As a first step, I would be happy simply with posted prices for any and all medical procedures and hospital stays. This would include where there are pricing differentials between patients.

For example, what is the total charge for a medicare patient for procedure X? What is the total charge for procedure X for a patient who choses to self insure? What is the total charge for procedure X for a person insured by company ABC? What are the charges that medical practitioner asks from each of these entities for procedure X and what percent do they get? Is each person charged the same or is there price differentiation?

The first requirement for a market surely is price transparency.

Michael Villo writes:

In the April issue of Health Affairs this article appeared. If you haven't read it yet, I think it reinforces what you've previously talked about.

In A Survey, Marked Inconsistency In How Oncologists Judged Value Of High-Cost Cancer Drugs In Relation To Gains In Survival

Rufus writes:

1. @GD As someone whose wife died of a stroke, and as someone who now works at a hospital, I can appreciate the specialization and dedication of the individuals who can perform the procedures you described.

2. There was a very good episode on Econtalk with Matt Ridley that talked about the division of labor and the amazing advances that are part of the free market economy. Staying with the medical theme, I recently read an article that said in the 1970s the typical patient was seen by about 3 specialties during the average hospital stay. Today, they are seen by as many as 14 specialties. Clearly, that is a cost driver, but is also a massive advance in the quality of care. It is very hard to place an economic value on the outcome of a medical procedure, but clearly having access to MD, RN, PT, OT, .... and all the other specialists is not simply an exercise in billing for extra fees.

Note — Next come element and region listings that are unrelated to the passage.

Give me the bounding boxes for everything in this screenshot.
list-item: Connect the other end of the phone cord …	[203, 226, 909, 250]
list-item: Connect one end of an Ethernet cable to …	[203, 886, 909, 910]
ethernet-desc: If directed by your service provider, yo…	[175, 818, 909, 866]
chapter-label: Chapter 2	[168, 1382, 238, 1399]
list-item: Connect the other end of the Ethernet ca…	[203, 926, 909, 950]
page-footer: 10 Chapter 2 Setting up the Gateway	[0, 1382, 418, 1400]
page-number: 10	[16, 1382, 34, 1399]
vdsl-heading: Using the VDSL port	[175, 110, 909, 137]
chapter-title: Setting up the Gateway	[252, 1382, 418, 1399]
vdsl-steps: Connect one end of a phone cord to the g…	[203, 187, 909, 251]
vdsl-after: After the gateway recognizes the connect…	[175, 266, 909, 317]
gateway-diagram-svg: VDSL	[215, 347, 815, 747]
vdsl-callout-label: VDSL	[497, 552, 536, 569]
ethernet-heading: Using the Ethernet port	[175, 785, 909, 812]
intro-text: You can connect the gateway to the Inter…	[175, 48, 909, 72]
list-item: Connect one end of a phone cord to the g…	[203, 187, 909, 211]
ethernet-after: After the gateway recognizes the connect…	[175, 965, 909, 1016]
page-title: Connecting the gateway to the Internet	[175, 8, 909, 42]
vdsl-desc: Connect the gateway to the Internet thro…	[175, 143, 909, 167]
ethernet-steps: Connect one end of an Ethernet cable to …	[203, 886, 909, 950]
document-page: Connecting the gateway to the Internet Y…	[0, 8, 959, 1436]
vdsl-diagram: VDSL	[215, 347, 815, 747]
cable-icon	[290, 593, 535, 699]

3. We should not discount the issue of the governmental influence in the health care market. Medicare / Medicaid are a significant part of the market. Those programs have price increases built in (financed by printing money), so we should expect nothing other than inflation in the health care sector given the "asset bubble" that is being financed through debt. Of course, both of those programs are actually bankrupt, so soon enough we are likely to discover what it is like to live with a system that costs less, simply because we cannot afford it.